Reinforcement-Learning-with-CLF-s

This project contains code for some RL implementations where a Control Lyapunov Function is added to the reward function to accelerate the training process. This project also contains MATLAB code for computing Control Lyapunov Functions using Hamilton-Jacobi Reachability analysis. Read the full paper here.

Here, we show the trajectories of the different RL implementations done with our method.

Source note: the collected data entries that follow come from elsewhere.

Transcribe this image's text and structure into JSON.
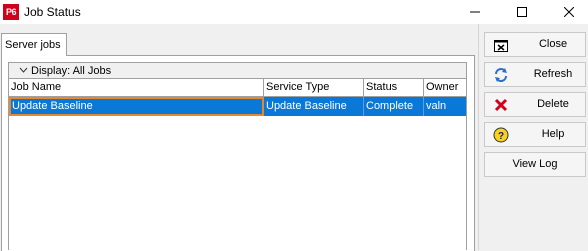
{
  "window": {
    "app_icon_text": "P6",
    "title": "Job Status"
  },
  "tabs": [
    {
      "label": "Server jobs",
      "active": true
    }
  ],
  "grid": {
    "group_label": "Display: All Jobs",
    "columns": [
      "Job Name",
      "Service Type",
      "Status",
      "Owner"
    ],
    "rows": [
      {
        "job_name": "Update Baseline",
        "service_type": "Update Baseline",
        "status": "Complete",
        "owner": "valn",
        "selected": true
      }
    ]
  },
  "toolbar": {
    "close_label": "Close",
    "refresh_label": "Refresh",
    "delete_label": "Delete",
    "help_label": "Help",
    "view_log_label": "View Log"
  },
  "icons": {
    "app": "p6-app-icon",
    "close": "close-window-icon",
    "refresh": "refresh-icon",
    "delete": "red-x-icon",
    "help": "help-question-icon"
  },
  "colors": {
    "selection": "#0a78d7",
    "focus_border": "#e6882e",
    "app_icon": "#d0021b",
    "delete_icon": "#d0021b"
  }
}
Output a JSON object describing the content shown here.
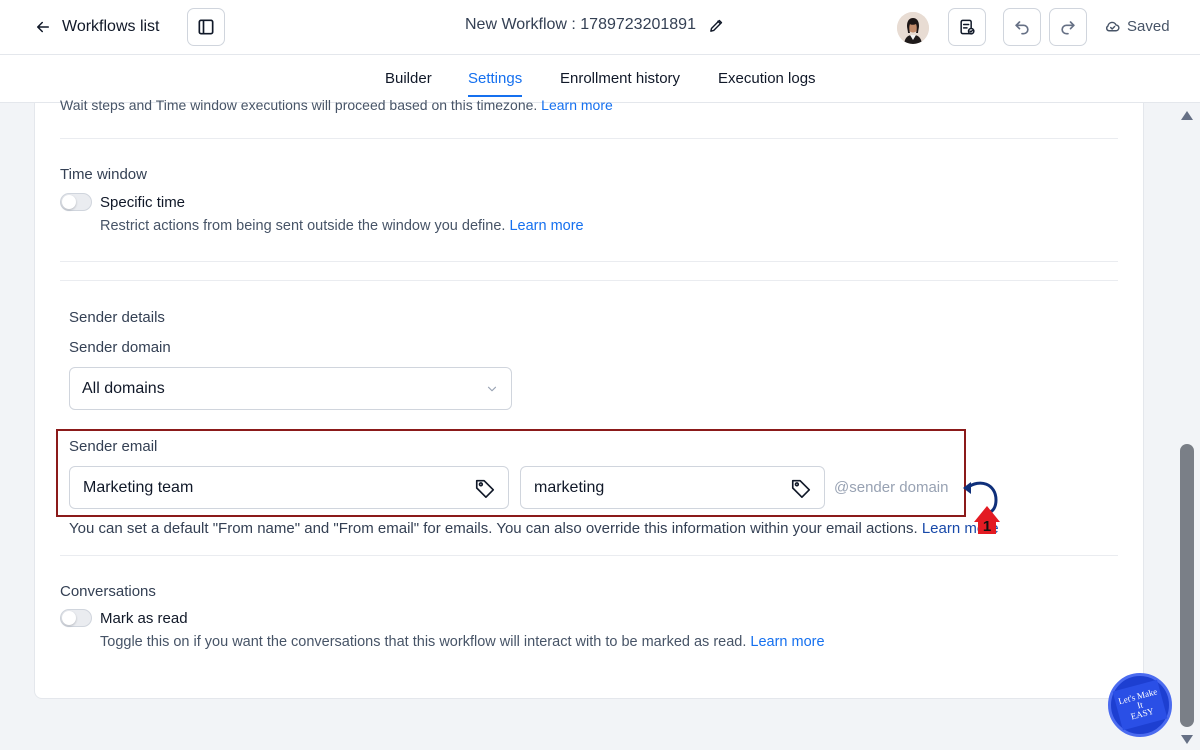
{
  "header": {
    "back_label": "Workflows list",
    "workflow_title": "New Workflow : 1789723201891",
    "saved_label": "Saved"
  },
  "tabs": [
    {
      "label": "Builder",
      "active": false
    },
    {
      "label": "Settings",
      "active": true
    },
    {
      "label": "Enrollment history",
      "active": false
    },
    {
      "label": "Execution logs",
      "active": false
    }
  ],
  "timezone": {
    "help_text": "Wait steps and Time window executions will proceed based on this timezone.",
    "learn_more": "Learn more"
  },
  "time_window": {
    "section_label": "Time window",
    "toggle_label": "Specific time",
    "toggle_on": false,
    "help_text": "Restrict actions from being sent outside the window you define.",
    "learn_more": "Learn more"
  },
  "sender": {
    "section_label": "Sender details",
    "domain_label": "Sender domain",
    "domain_value": "All domains",
    "email_label": "Sender email",
    "from_name_value": "Marketing team",
    "from_email_value": "marketing",
    "domain_suffix": "@sender domain",
    "help_text": "You can set a default \"From name\" and \"From email\" for emails. You can also override this information within your email actions.",
    "learn_more": "Learn more"
  },
  "conversations": {
    "section_label": "Conversations",
    "toggle_label": "Mark as read",
    "toggle_on": false,
    "help_text": "Toggle this on if you want the conversations that this workflow will interact with to be marked as read.",
    "learn_more": "Learn more"
  },
  "annotation": {
    "step_number": "1",
    "highlight_color": "#8b1a1a",
    "marker_color": "#e31b23"
  },
  "watermark": {
    "line1": "Let's Make",
    "line2": "It",
    "line3": "EASY"
  },
  "colors": {
    "accent": "#1570ef",
    "link_dark": "#1849a9",
    "border": "#d0d5dd"
  },
  "icons": [
    "arrow-left-icon",
    "sidebar-toggle-icon",
    "pencil-icon",
    "clipboard-check-icon",
    "undo-icon",
    "redo-icon",
    "cloud-check-icon",
    "chevron-down-icon",
    "tag-icon",
    "curved-arrow-icon"
  ]
}
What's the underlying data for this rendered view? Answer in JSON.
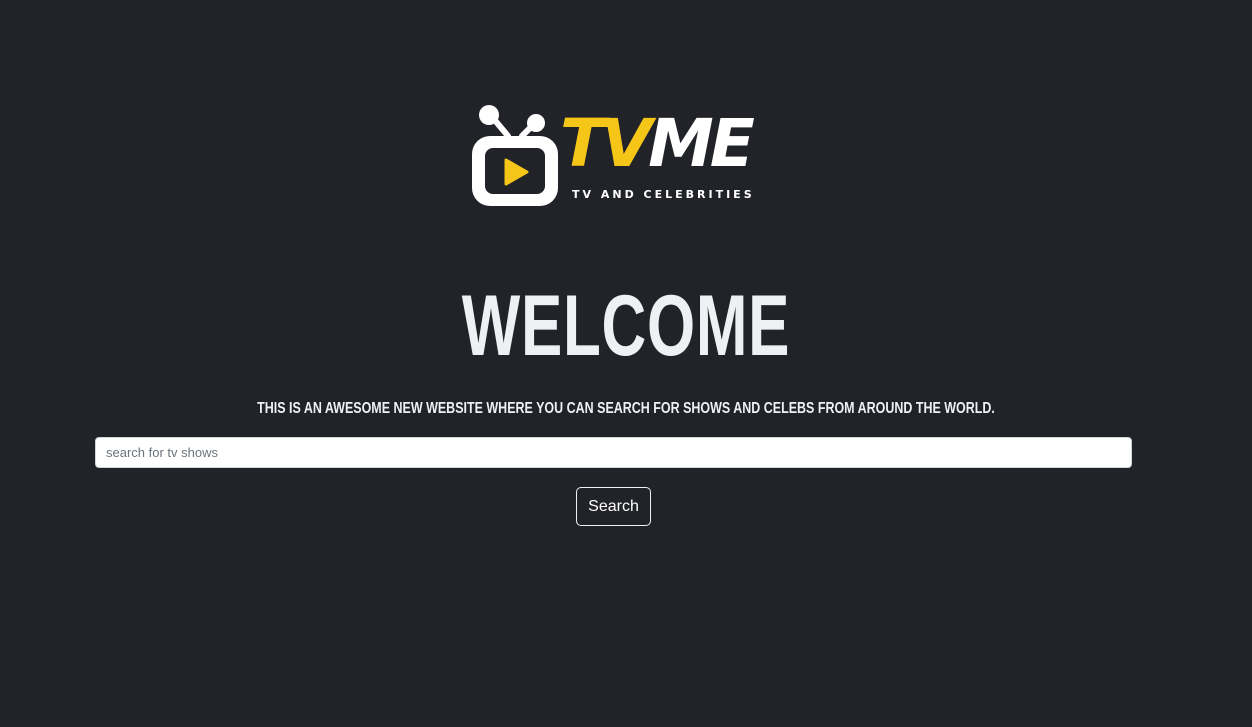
{
  "brand": {
    "wordmark_part1": "TV",
    "wordmark_part2": "ME",
    "tagline": "TV AND CELEBRITIES",
    "accent_color": "#f5c518",
    "icon": "tv-play-icon"
  },
  "hero": {
    "title": "WELCOME",
    "subtitle": "This is an awesome new website where you can search for shows and celebs from around the world."
  },
  "search": {
    "placeholder": "search for tv shows",
    "value": "",
    "button_label": "Search"
  },
  "colors": {
    "background": "#212328",
    "text": "#eef0f4"
  }
}
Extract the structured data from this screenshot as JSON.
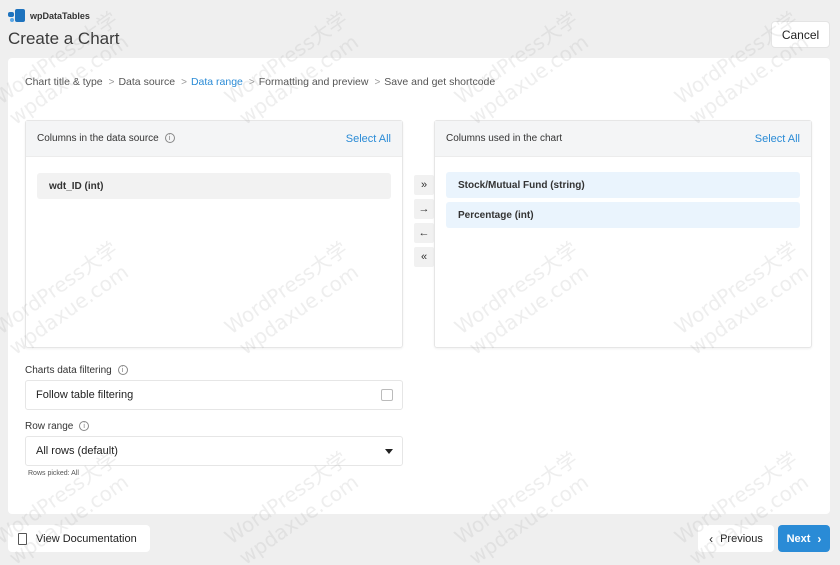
{
  "app": {
    "logo_text": "wpDataTables",
    "title": "Create a Chart"
  },
  "header": {
    "cancel_label": "Cancel"
  },
  "steps": [
    {
      "label": "Chart title & type"
    },
    {
      "label": "Data source"
    },
    {
      "label": "Data range"
    },
    {
      "label": "Formatting and preview"
    },
    {
      "label": "Save and get shortcode"
    }
  ],
  "active_step": "Data range",
  "source_panel": {
    "title": "Columns in the data source",
    "select_all": "Select All",
    "columns": [
      "wdt_ID (int)"
    ]
  },
  "chart_panel": {
    "title": "Columns used in the chart",
    "select_all": "Select All",
    "columns": [
      "Stock/Mutual Fund (string)",
      "Percentage (int)"
    ]
  },
  "transfer_buttons": {
    "add_all": "»",
    "add": "→",
    "remove": "←",
    "remove_all": "«"
  },
  "filtering": {
    "label": "Charts data filtering",
    "option": "Follow table filtering",
    "checked": false
  },
  "row_range": {
    "label": "Row range",
    "selected": "All rows (default)",
    "hint": "Rows picked: All"
  },
  "footer": {
    "doc_label": "View Documentation",
    "prev_label": "Previous",
    "next_label": "Next"
  },
  "watermark": {
    "line1": "WordPress大学",
    "line2": "wpdaxue.com"
  },
  "colors": {
    "accent": "#2a8bd6",
    "background": "#efefef",
    "selected_item": "#eaf4fd"
  }
}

1. Dubins Car Trajectory	2. Lunar Lander

3. Drone Landing (Left):xz plane (Right): y

Paper Abstract

Recent methods using Reinforcement Learning (RL) have proven to be successful for training intelligent agents in unknown environments. However, RL has not been applied widely in real-world robotics scenarios. This is because current state-of-the-art RL methods require large amounts of data to learn a specific task, leading to unreasonable costs when deploying the agent to collect data in real-world applications. In this paper, we build from existing work that reshapes the reward function in RL by introducing a Control Lyapunov Function (CLF), which is demonstrated to reduce the sample complexity. Still, this formulation requires knowing a CLF of the system, but due to the lack of a general method, it is often a challenge to identify a suitable CLF. Existing work can compute low-dimensional CLFs via a Hamilton-Jacobi reachability procedure. However, this class of methods becomes intractable on high-dimensional systems, a problem that we address by using a system decomposition technique to compute what we call Decomposed Control Lyapunov Functions (DCLFs). We use the computed DCLF for reward shaping, which we show improves RL performance. Through multiple examples, we demonstrate the effectiveness of this approach, where our method finds a policy to successfully land a quadcopter in less than half the amount of real-world data required by the state-of-the-art Soft-Actor Critic algorithm.

Dependencies

gym - 0.18.0
numpy - 1.19.5
matplotlib - 3.3.4
pytorch - 1.8.1

Implementation

Constructing CLF

src/Reachability_CLVF contains the code in MATLAB necessary for computing Lyapunov functions using Reachability.
ToolboxLS contains the code for using Level Set methods to obtain solutions for Hamilton-Jacobi partial differential equations. For more information on how to use this toolbox, see here
Before using the ToolBox, go to src/Reachability_CLVF/add_path_to_tollbox.m and modify the respective path accordingly to your computer. The run the script.
helperOC-master has integrated functions to facilitate using the Toolbox. See here for more information on how to use helperOC.
SystemDecomposition contains different examples for using our method to compute DCLF using system decomposition. Run /src/Reachability_CLVF/System Decomposition/Dubins Car CLVF/main_dubins.m to visualize the CLF for a Dubins Car example. This also creates a variable V_1.mat, which is used for the next steps in RL training.